Grabriel Marcel, o metafísico, dramaturgo e convertido ao cristianismo, assume uma posição diferente dos demais filósofos, quando admite que a existência é a relação do sujeito com o objeto já não como problema em si, mas como relação de conhecimento mútuo e nunca separados. É um “mysterion” como união secreta, fechada: a vida é a união indissolúvel entre o sujeito (Dasein) e o objeto (a existência). “Eu” está ligado ao “existo”, onde pensamento e existência se assumem reciprocamente. Existir é um ato de vontade; é um existir agora inapelavelmente. A vida inclui o outro, a realidade concreta exterior a si mesmo(a). O homem não se pensa sem pensar o outro como ser/identidade e relação do outro/ alteridade; porque duvidar do outro pode ser duvidar de si. O homem é um ser-para-o-outro, um ser-para-Deus. O homem é um ser engajado na história como relação com o outro. Ele tem compromisso com o outro (compaixão). Ele assume seu viver como fidelidade como característica da mortalidade, da humildade do homem – aberto ao outro. Fidelidade é resposta ou entrega ao ser, aos outros e a Deus. O que nos cativa (prende ao mundo) não é o conhecer, mas o amor. Amor ao outro, ao projeto de construção de sentido da vida, de esperança como amor e fidelidade à vida contra o desespero. A esperança não se reduz ao desejar e consumir, dominar ou projetar só para si... ainda que tudo parece bom e útil no momento do desejo/prazer/satisfação. Cabe ao homem exorcizar o medo, o desespero, o consumismo, diante do mundo de show e ofertas e de morte e fome, de injustiças (vale de lágrimas). A morte pode ser um convite ao desespero (ruptura de tudo e com todos) ou o trampolim para além de si – no ato de coragem e de fé, de transcender-se ao mundo e ao corpo.A técnica e a longevidade podem adiar a morte, mas não eliminá-la. Pode acontecer que a ciência e a tecnologia nos iludam com a ideia de felicidade e superação da morte. Mas, não podem e deixam-nos a sensação de desespero ou imediatismo ou vazio. O controle da ciência nunca é total. (filme: controle remoto). Esperar é próprio de seres desarmados; inermes, dos que acreditam em um mundo melhor ou quando tudo fracassou e agora só pode ser um milagre. É preciso humanizar o homem; Deus é o aliado do verdadeiro amor. Fé é para quem aprendeu a acreditar!

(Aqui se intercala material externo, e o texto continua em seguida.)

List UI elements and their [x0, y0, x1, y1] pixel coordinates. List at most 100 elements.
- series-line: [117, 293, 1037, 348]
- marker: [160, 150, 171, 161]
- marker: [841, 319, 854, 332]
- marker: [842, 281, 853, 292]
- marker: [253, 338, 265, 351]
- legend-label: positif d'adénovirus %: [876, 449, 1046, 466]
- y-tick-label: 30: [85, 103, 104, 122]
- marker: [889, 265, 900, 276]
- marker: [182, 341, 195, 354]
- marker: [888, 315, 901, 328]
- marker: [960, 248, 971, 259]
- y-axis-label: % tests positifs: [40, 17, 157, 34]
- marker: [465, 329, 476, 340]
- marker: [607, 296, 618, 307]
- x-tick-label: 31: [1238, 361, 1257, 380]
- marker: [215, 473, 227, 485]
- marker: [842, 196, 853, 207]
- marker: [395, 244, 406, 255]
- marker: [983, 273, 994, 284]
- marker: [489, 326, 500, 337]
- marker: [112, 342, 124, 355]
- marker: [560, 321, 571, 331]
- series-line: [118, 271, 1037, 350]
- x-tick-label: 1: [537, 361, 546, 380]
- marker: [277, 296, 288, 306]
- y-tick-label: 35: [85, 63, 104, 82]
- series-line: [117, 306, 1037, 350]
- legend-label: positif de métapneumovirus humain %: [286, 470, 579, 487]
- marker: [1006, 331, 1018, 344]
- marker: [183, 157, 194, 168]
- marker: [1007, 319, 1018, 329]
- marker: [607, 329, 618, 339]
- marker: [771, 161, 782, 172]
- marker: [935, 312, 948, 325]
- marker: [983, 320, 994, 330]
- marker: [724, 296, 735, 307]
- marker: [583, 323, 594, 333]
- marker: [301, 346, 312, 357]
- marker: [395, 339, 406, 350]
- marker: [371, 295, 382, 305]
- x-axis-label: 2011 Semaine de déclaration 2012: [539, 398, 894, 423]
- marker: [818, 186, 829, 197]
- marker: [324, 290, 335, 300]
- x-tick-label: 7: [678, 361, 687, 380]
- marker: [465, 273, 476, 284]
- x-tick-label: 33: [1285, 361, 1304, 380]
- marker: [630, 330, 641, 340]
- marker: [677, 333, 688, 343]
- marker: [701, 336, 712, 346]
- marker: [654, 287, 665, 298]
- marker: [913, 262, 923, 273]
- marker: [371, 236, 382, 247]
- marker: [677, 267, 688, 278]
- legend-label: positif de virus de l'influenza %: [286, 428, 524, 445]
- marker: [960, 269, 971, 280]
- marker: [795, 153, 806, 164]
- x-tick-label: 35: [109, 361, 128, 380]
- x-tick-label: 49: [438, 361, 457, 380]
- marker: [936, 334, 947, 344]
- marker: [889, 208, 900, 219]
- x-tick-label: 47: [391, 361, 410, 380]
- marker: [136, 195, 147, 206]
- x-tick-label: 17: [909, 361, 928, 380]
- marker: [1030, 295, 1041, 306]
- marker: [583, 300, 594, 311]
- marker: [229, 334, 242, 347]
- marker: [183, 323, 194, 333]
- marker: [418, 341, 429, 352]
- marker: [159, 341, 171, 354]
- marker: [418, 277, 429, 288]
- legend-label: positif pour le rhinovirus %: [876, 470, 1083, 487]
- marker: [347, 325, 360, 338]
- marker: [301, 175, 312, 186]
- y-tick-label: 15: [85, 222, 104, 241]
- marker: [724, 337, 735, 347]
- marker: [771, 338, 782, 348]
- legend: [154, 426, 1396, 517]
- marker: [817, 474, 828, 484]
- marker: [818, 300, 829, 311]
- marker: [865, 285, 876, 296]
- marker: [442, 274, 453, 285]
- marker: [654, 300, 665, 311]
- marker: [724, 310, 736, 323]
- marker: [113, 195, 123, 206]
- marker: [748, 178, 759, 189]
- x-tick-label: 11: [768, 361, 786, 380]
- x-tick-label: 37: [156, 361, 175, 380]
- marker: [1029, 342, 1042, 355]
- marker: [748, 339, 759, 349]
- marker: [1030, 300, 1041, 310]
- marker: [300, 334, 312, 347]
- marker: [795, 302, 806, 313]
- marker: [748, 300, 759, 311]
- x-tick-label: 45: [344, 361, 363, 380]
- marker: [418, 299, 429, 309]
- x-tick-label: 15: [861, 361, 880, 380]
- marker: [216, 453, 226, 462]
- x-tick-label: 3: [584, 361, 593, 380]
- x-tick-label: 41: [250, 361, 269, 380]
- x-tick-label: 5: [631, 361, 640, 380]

Para Sartre e Simone de Beauvoir, a vida é náusea e sem sentido. Não há liberdade total; a consciência humana angustia-se com a morte. Deus é uma quimera inventada para consolar os que não veem ser absurdo viver. Há um vácuo intransponível entre o em-si (no francês: em soi)e a consciência de si (no francês: pour soi). Cabe ao homem aceitar-se na vida absurda.

REFERÊNCIA BIBLIOGRÁFICA.

*VAN ACKER, Leonardo. A filosofia contemporânea. Convívio, 1981, p. 126-150.